PELAJARAN
BERHARGA DARI ANAK PENJUAL MANISAN
Hari Minggu ini cuaca cukup
panas. Raja siang memancarkan cahayanya yang terik. Angin yang menerpa terasa
perih dan kering. Musim kemarau kali ini memang benar-benar panjang. Rasanya
malas sekali keluar rumah dengan suasana seperti itu. Aku melirik jam yang
menunjukkan pukul dua siang. Hari ini Aku harus ke toko membeli perlengkapan
kantor yang sudah beberapa hari kutunda. Kalau saja persediaan di kantorku
belum habis sama sekali, mungkin kutunda lagi rencana itu. Rasanya rugi kalau
kalau tidak mengisi hari Minggu dengan bermalas-malasan di rumah, nonton TV
sepuasnya atau berkaraoke ria. Apalagi Aku sudah bekerja keras dari hari Senin
hingga Sabtu. Tapi apa boleh buat, Aku tak mungkin menundanya lagi.

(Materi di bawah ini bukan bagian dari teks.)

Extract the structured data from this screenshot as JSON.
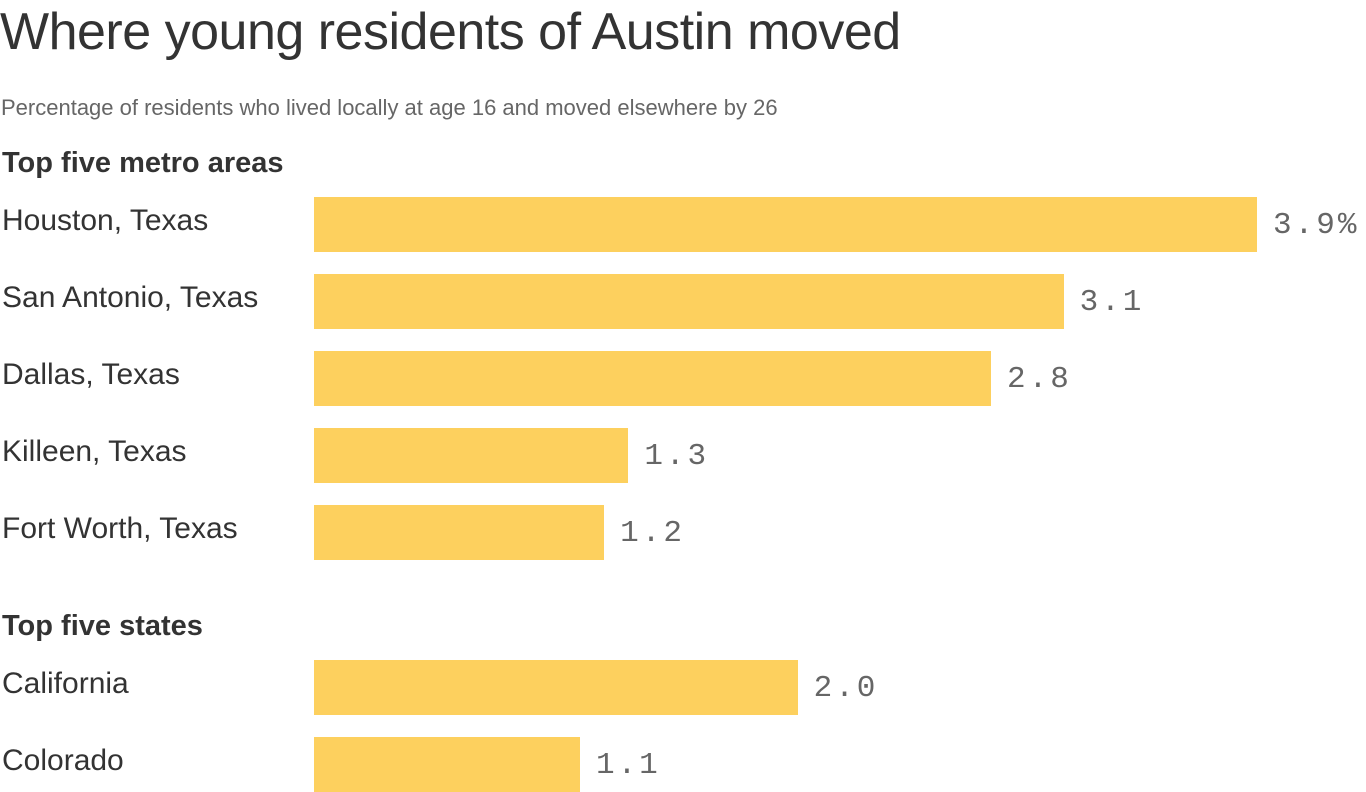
{
  "chart_data": {
    "type": "bar",
    "orientation": "horizontal",
    "title": "Where young residents of Austin moved",
    "subtitle": "Percentage of residents who lived locally at age 16 and moved elsewhere by 26",
    "unit": "%",
    "bar_color": "#fdd05e",
    "groups": [
      {
        "label": "Top five metro areas",
        "categories": [
          "Houston, Texas",
          "San Antonio, Texas",
          "Dallas, Texas",
          "Killeen, Texas",
          "Fort Worth, Texas"
        ],
        "values": [
          3.9,
          3.1,
          2.8,
          1.3,
          1.2
        ],
        "value_labels": [
          "3.9%",
          "3.1",
          "2.8",
          "1.3",
          "1.2"
        ]
      },
      {
        "label": "Top five states",
        "categories": [
          "California",
          "Colorado"
        ],
        "values": [
          2.0,
          1.1
        ],
        "value_labels": [
          "2.0",
          "1.1"
        ]
      }
    ]
  }
}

Terpaksa rasa
malas itu kubuang jauh-jauh dan bersiap-siap untuk pergi.
Setelah berdandan seadanya, Aku
pun keluar rumah sambil mengipas tubuhku dengan sebuah kipas kecil. Di luar
rumah,cuaca terasa makin panas.Keringat mulai bercucuran. Setelah hampir dua
jam keluar-masuk toko-toko yang menjual perlengkapan kantor, barulah semua yang
ku cari terpenuhi. Di tambah waktu dua puluh menit untuk mengantre di Kasir,
berarti hari liburku kali ini akan berlalu tanpa bisa beristirahat dan
melakukan hobiku seperti masak-memasak. Aku pun jadi sedikit kecewa.

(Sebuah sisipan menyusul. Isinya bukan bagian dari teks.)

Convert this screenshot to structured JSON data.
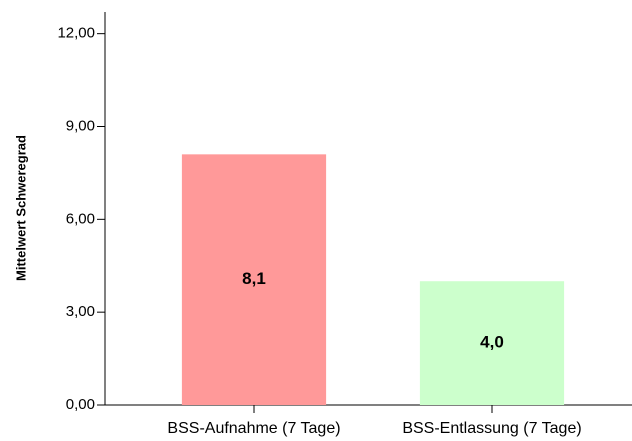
{
  "chart_data": {
    "type": "bar",
    "y_label": "Mittelwert Schweregrad",
    "categories": [
      "BSS-Aufnahme (7 Tage)",
      "BSS-Entlassung (7 Tage)"
    ],
    "values": [
      8.1,
      4.0
    ],
    "value_labels": [
      "8,1",
      "4,0"
    ],
    "colors": [
      "#ff9999",
      "#ccffcc"
    ],
    "ylim": [
      0,
      12.7
    ],
    "yticks": [
      {
        "value": 0,
        "label": "0,00"
      },
      {
        "value": 3,
        "label": "3,00"
      },
      {
        "value": 6,
        "label": "6,00"
      },
      {
        "value": 9,
        "label": "9,00"
      },
      {
        "value": 12,
        "label": "12,00"
      }
    ],
    "grid": false
  }
}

Setelah menunggu dengan perasaan
kesal, akhirnya tiba juga giliranku di kasir. Setelah membayar, Aku segera
membawa barang belajaanku untuk mencari Taksi. Sambil menunggu iseng-iseng Aku
membeli manisan yang dijajakan seorang anak lelaki berusia sekitar delapan
tahunan. Munkin karena kelelahan, dia tertidur sambil menunggui dagangannya.
“Dik...dik! Beli manisannya,”Aku
membangunkannya pelan.
“O...o... iya. Silahkan Bu,”
Jawabnya ketika terbangun.
Buru-buru ia menyeka keringatnya
dengan sebuah handuk kecil. Matanya merah dan mukanya terlihat pucat.
Sepertinya ia sadar kalau Aku memperhatikannya.
“Kepalaku sakit, Kak. Sakit
sekali.” Ia terus melap keringat yang membasahi sekujur tubuhnya.
“Kalau sakit kanapa tidak pulang,
Dik ?” Ujarku perihatin.
“Tapi penjualanku hari ini belum
cukup. Nanti Aku tidak dapat bonus dari Bos. Kan lusa harus bayar uang sekolah,
Kak,” jawabnya.
Kulihat mata anak itu berbinar
saat mengucapkan kalimat tersebut. Kalimat yang Aku yakin memotivasinya bertahan
menunggui dagangan di tengah panas yang menyangat sambila menahan sakit
kepalanya. Aku terkesiama. Tanpa kusadari bulir bening menetes di pelupuk
mataku.
“Kurang berapa lagi hari ini,
Dik?”
“Masih delapan Kak, padahal sudah
sore ya?”. Ujarnya sambil menatap ke arah matahari yang mulai condong ke arah
barat.
Kulihat wajah Anak itu mulai
putus asa. Aku lalu menyodorkan lembar sepuluh ribuan dan mengambil manisannya
dua bungkus. Saat itu sebuah taksi lewat, Aku pun segera menghentikannya.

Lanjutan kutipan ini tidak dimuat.